There are dynamics between AI and quantum in that it seems that AI might be able to help quantum and quantum might be able to help AI. Some of those big problems will be run on quantum systems might take a fair amount of time to run but instead of 13 billion years now, it might take weeks to run.

That’s still a long time, so you want to make sure that you're running the right problems on quantum. There’s work going on to see whether you can train AI models on what quantum computers can do now to better assess which problems are best run on quantum.
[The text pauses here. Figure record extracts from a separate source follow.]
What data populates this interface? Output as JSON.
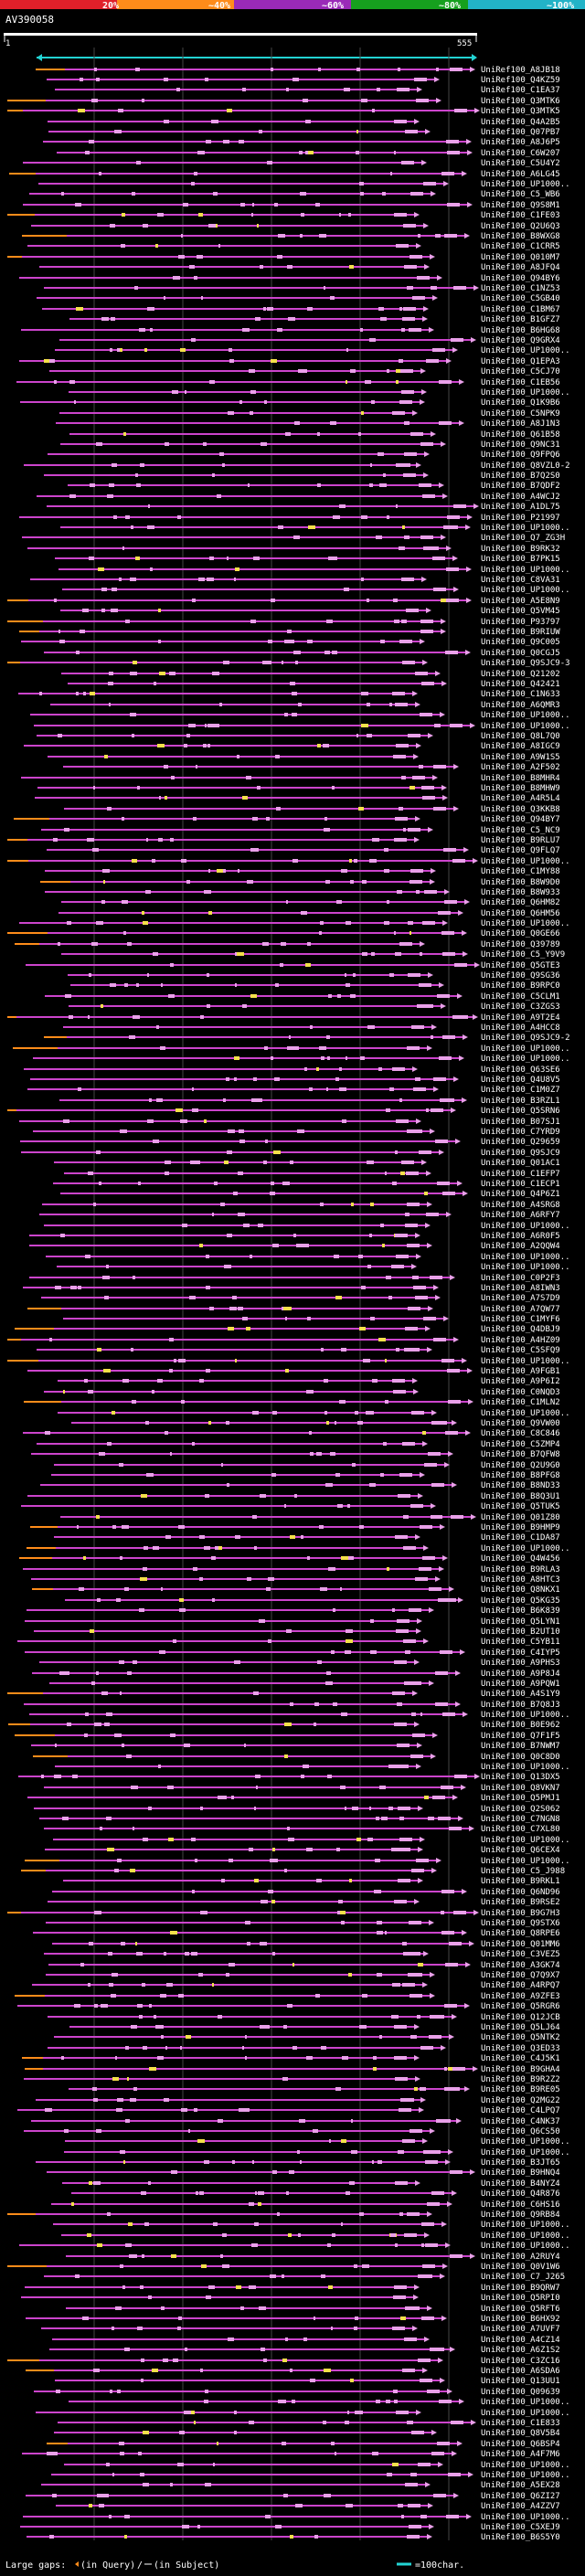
{
  "query_id": "AV390058",
  "ruler": {
    "start": "1",
    "end": "555"
  },
  "colors": {
    "identity_bar": [
      "#e0202a",
      "#ff8c1a",
      "#9a2ab8",
      "#16a01e",
      "#22b3c7"
    ],
    "hit_line": "#cc44cc",
    "hit_box": "#e9a0e9",
    "large_gap": "#ff8c1a",
    "highlight": "#f4e04a",
    "query_bar": "#22d3d3",
    "background": "#000000",
    "text": "#ffffff"
  },
  "identity_scale": [
    "20%",
    "~40%",
    "~60%",
    "~80%",
    "~100%"
  ],
  "hits": [
    "UniRef100_A8JB18",
    "UniRef100_Q4KZ59",
    "UniRef100_C1EA37",
    "UniRef100_Q3MTK6",
    "UniRef100_Q3MTK5",
    "UniRef100_Q4A2B5",
    "UniRef100_Q07PB7",
    "UniRef100_A8J6P5",
    "UniRef100_C6W207",
    "UniRef100_C5U4Y2",
    "UniRef100_A6LG45",
    "UniRef100_UP1000..",
    "UniRef100_C5_WB6",
    "UniRef100_Q9S8M1",
    "UniRef100_C1FE03",
    "UniRef100_Q2U6Q3",
    "UniRef100_B8WXG8",
    "UniRef100_C1CRR5",
    "UniRef100_Q010M7",
    "UniRef100_A8JFQ4",
    "UniRef100_Q94BY6",
    "UniRef100_C1NZ53",
    "UniRef100_C5GB40",
    "UniRef100_C1BM67",
    "UniRef100_B1GFZ7",
    "UniRef100_B6HG68",
    "UniRef100_Q9GRX4",
    "UniRef100_UP1000..",
    "UniRef100_Q1EPA3",
    "UniRef100_C5CJ70",
    "UniRef100_C1EB56",
    "UniRef100_UP1000..",
    "UniRef100_Q1K9B6",
    "UniRef100_C5NPK9",
    "UniRef100_A8J1N3",
    "UniRef100_Q61B58",
    "UniRef100_Q9NC31",
    "UniRef100_Q9FPQ6",
    "UniRef100_Q8VZL0-2",
    "UniRef100_B7Q2S0",
    "UniRef100_B7QDF2",
    "UniRef100_A4WCJ2",
    "UniRef100_A1DL75",
    "UniRef100_P21997",
    "UniRef100_UP1000..",
    "UniRef100_Q7_ZG3H",
    "UniRef100_B9RK32",
    "UniRef100_B7PK15",
    "UniRef100_UP1000..",
    "UniRef100_C8VA31",
    "UniRef100_UP1000..",
    "UniRef100_A5E8N9",
    "UniRef100_Q5VM45",
    "UniRef100_P93797",
    "UniRef100_B9RIUW",
    "UniRef100_Q9C005",
    "UniRef100_Q0CGJ5",
    "UniRef100_Q9SJC9-3",
    "UniRef100_Q21202",
    "UniRef100_Q42421",
    "UniRef100_C1N633",
    "UniRef100_A6QMR3",
    "UniRef100_UP1000..",
    "UniRef100_UP1000..",
    "UniRef100_Q8L7Q0",
    "UniRef100_A8IGC9",
    "UniRef100_A9W1S5",
    "UniRef100_A2F502",
    "UniRef100_B8MHR4",
    "UniRef100_B8MHW9",
    "UniRef100_A4R5L4",
    "UniRef100_Q3KKB8",
    "UniRef100_Q94BY7",
    "UniRef100_C5_NC9",
    "UniRef100_B9RLU7",
    "UniRef100_Q9FLQ7",
    "UniRef100_UP1000..",
    "UniRef100_C1MY88",
    "UniRef100_B8W9D0",
    "UniRef100_B8W933",
    "UniRef100_Q6HM82",
    "UniRef100_Q6HM56",
    "UniRef100_UP1000..",
    "UniRef100_Q0GE66",
    "UniRef100_Q39789",
    "UniRef100_C5_Y9V9",
    "UniRef100_Q5GTE3",
    "UniRef100_Q9SG36",
    "UniRef100_B9RPC0",
    "UniRef100_C5CLM1",
    "UniRef100_C3ZGS3",
    "UniRef100_A9T2E4",
    "UniRef100_A4HCC8",
    "UniRef100_Q9SJC9-2",
    "UniRef100_UP1000..",
    "UniRef100_UP1000..",
    "UniRef100_Q63SE6",
    "UniRef100_Q4U8V5",
    "UniRef100_C1M0Z7",
    "UniRef100_B3RZL1",
    "UniRef100_Q5SRN6",
    "UniRef100_B07SJ1",
    "UniRef100_C7YRD9",
    "UniRef100_Q29659",
    "UniRef100_Q9SJC9",
    "UniRef100_Q01AC1",
    "UniRef100_C1EFP7",
    "UniRef100_C1ECP1",
    "UniRef100_Q4P6Z1",
    "UniRef100_A4SRG8",
    "UniRef100_A6RFY7",
    "UniRef100_UP1000..",
    "UniRef100_A6R0F5",
    "UniRef100_A2QQW4",
    "UniRef100_UP1000..",
    "UniRef100_UP1000..",
    "UniRef100_C0P2F3",
    "UniRef100_A8IWN3",
    "UniRef100_A7S7D9",
    "UniRef100_A7QW77",
    "UniRef100_C1MYF6",
    "UniRef100_Q4DBJ9",
    "UniRef100_A4HZ09",
    "UniRef100_C5SFQ9",
    "UniRef100_UP1000..",
    "UniRef100_A9FGB1",
    "UniRef100_A9P6I2",
    "UniRef100_C0NQD3",
    "UniRef100_C1MLN2",
    "UniRef100_UP1000..",
    "UniRef100_Q9VW00",
    "UniRef100_C8C846",
    "UniRef100_C5ZMP4",
    "UniRef100_B7QFW8",
    "UniRef100_Q2U9G0",
    "UniRef100_B8PFG8",
    "UniRef100_B8ND33",
    "UniRef100_B8Q3U1",
    "UniRef100_Q5TUK5",
    "UniRef100_Q01Z80",
    "UniRef100_B9HMP9",
    "UniRef100_C1DA87",
    "UniRef100_UP1000..",
    "UniRef100_Q4W456",
    "UniRef100_B9RLA3",
    "UniRef100_A8HTC3",
    "UniRef100_Q8NKX1",
    "UniRef100_Q5KG35",
    "UniRef100_B6K839",
    "UniRef100_Q5LYN1",
    "UniRef100_B2UT10",
    "UniRef100_C5YB11",
    "UniRef100_C4IYP5",
    "UniRef100_A9PHS3",
    "UniRef100_A9P8J4",
    "UniRef100_A9PQW1",
    "UniRef100_A4S1Y9",
    "UniRef100_B7Q8J3",
    "UniRef100_UP1000..",
    "UniRef100_B0E962",
    "UniRef100_Q7F1F5",
    "UniRef100_B7NWM7",
    "UniRef100_Q0C8D0",
    "UniRef100_UP1000..",
    "UniRef100_Q13DX5",
    "UniRef100_Q8VKN7",
    "UniRef100_Q5PMJ1",
    "UniRef100_Q2S062",
    "UniRef100_C7NGN8",
    "UniRef100_C7XL80",
    "UniRef100_UP1000..",
    "UniRef100_Q6CEX4",
    "UniRef100_UP1000..",
    "UniRef100_C5_J988",
    "UniRef100_B9RKL1",
    "UniRef100_Q6ND96",
    "UniRef100_B9RSE2",
    "UniRef100_B9G7H3",
    "UniRef100_Q9STX6",
    "UniRef100_Q8RPE6",
    "UniRef100_Q01MM6",
    "UniRef100_C3VEZ5",
    "UniRef100_A3GK74",
    "UniRef100_Q7Q9X7",
    "UniRef100_A4RPQ7",
    "UniRef100_A9ZFE3",
    "UniRef100_Q5RGR6",
    "UniRef100_Q12JCB",
    "UniRef100_Q5LJ64",
    "UniRef100_Q5NTK2",
    "UniRef100_Q3ED33",
    "UniRef100_C4J5K1",
    "UniRef100_B9GHA4",
    "UniRef100_B9R2Z2",
    "UniRef100_B9RE05",
    "UniRef100_Q2MG22",
    "UniRef100_C4LPQ7",
    "UniRef100_C4NK37",
    "UniRef100_Q6CS50",
    "UniRef100_UP1000..",
    "UniRef100_UP1000..",
    "UniRef100_B3JT65",
    "UniRef100_B9HNQ4",
    "UniRef100_B4NYZ4",
    "UniRef100_Q4R876",
    "UniRef100_C6HS16",
    "UniRef100_Q9RB84",
    "UniRef100_UP1000..",
    "UniRef100_UP1000..",
    "UniRef100_UP1000..",
    "UniRef100_A2RUY4",
    "UniRef100_Q0V1W6",
    "UniRef100_C7_J265",
    "UniRef100_B9QRW7",
    "UniRef100_Q5RPI0",
    "UniRef100_Q5RFT6",
    "UniRef100_B6HX92",
    "UniRef100_A7UVF7",
    "UniRef100_A4CZ14",
    "UniRef100_A6Z1S2",
    "UniRef100_C3ZC16",
    "UniRef100_A6SDA6",
    "UniRef100_Q13UU1",
    "UniRef100_Q09639",
    "UniRef100_UP1000..",
    "UniRef100_UP1000..",
    "UniRef100_C1E833",
    "UniRef100_Q8V5B4",
    "UniRef100_Q6BSP4",
    "UniRef100_A4F7M6",
    "UniRef100_UP1000..",
    "UniRef100_UP1000..",
    "UniRef100_A5EX28",
    "UniRef100_Q6ZI27",
    "UniRef100_A4ZZV7",
    "UniRef100_UP1000..",
    "UniRef100_C5XEJ9",
    "UniRef100_B6S5Y0"
  ],
  "legend": {
    "large_gaps_label": "Large gaps:",
    "in_query_label": "(in Query)",
    "in_subject_label": "(in Subject)",
    "scale_label": "=100char."
  }
}
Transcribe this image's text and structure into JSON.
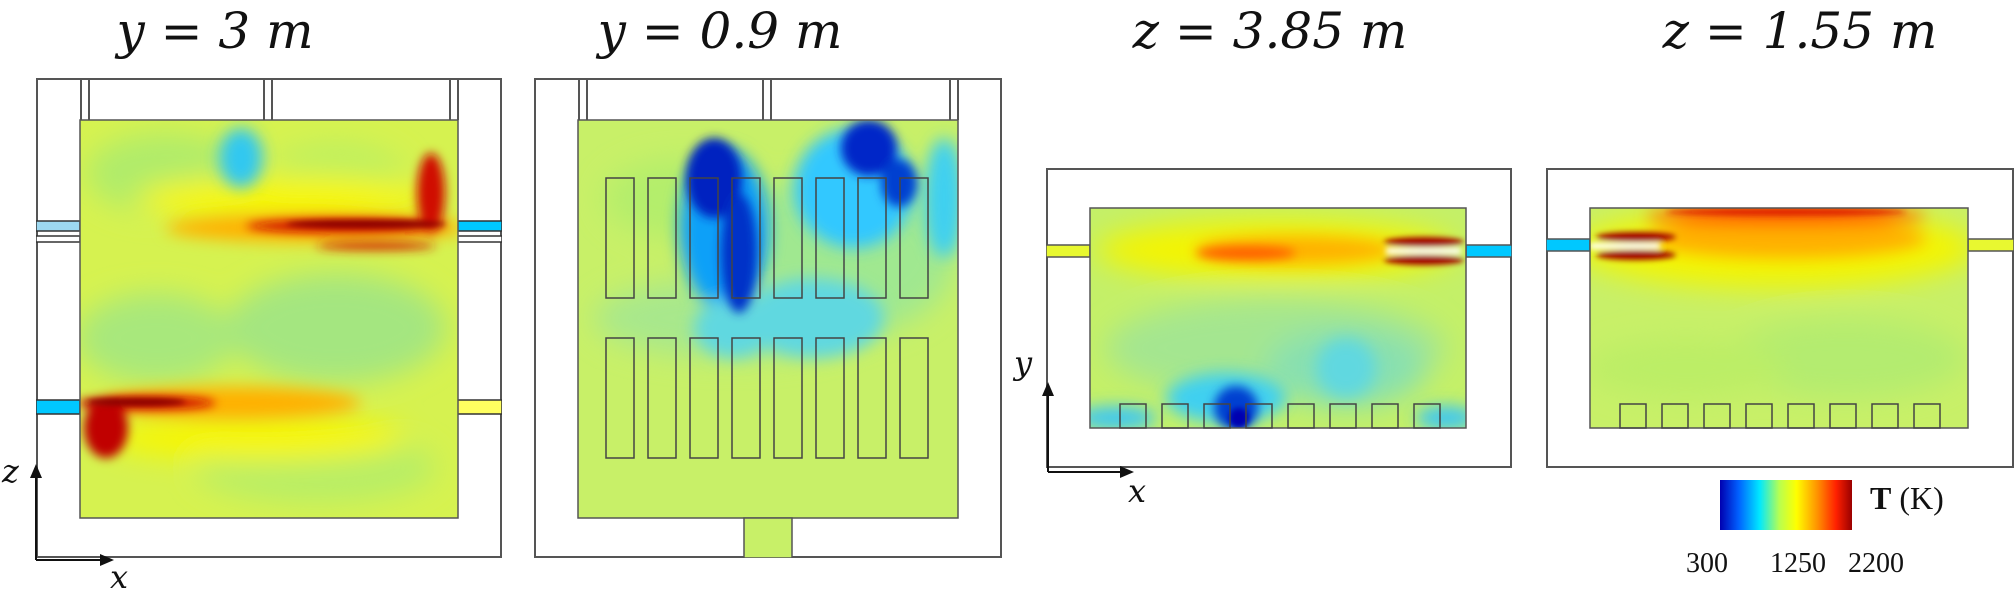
{
  "panels": [
    {
      "label": "y = 3 m"
    },
    {
      "label": "y = 0.9 m"
    },
    {
      "label": "z = 3.85 m"
    },
    {
      "label": "z = 1.55 m"
    }
  ],
  "axes": {
    "left": {
      "vertical": "z",
      "horizontal": "x"
    },
    "right": {
      "vertical": "y",
      "horizontal": "x"
    }
  },
  "colorbar": {
    "quantity": "T",
    "unit": "(K)",
    "ticks": [
      "300",
      "1250",
      "2200"
    ],
    "colors": [
      "#0000b0",
      "#0060ff",
      "#00e8ff",
      "#b8ff50",
      "#ffff00",
      "#ff9000",
      "#ff2000",
      "#9a0000"
    ]
  },
  "colors": {
    "background_field": "#c8f06a",
    "hot": "#a00000",
    "cold": "#0000c0",
    "outline": "#555555"
  }
}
That's going to be an interesting problem for HPC centers and cloud providers to think about.

How does this hybrid compute contribute to sustainability?

Remy Notermans: The power consumption that we're talking about for our technology specifically is tens of kilowatts and even at scale it's multiple tens of kilowatts. If you compare that to an HPC center, just one of the 19-inch racks uses 60 kilowatts of power. The added power budget of introducing one of our systems is nothing.

When you talk about scale with some of the other technologies, you're talking about building something that has the same footprint and power consumption as an entirely new data center.

With ChatGPT and AI becoming a big thing, people are thinking much more about how much it cost me to do this one particular job. We don't want quantum to become that conversation.Hybrid compute has an important role in a sustainable future look like, especially if quantum compute can take jobs away jobs from classical compute, take less time and have effectively a net negative energy budget, which is great.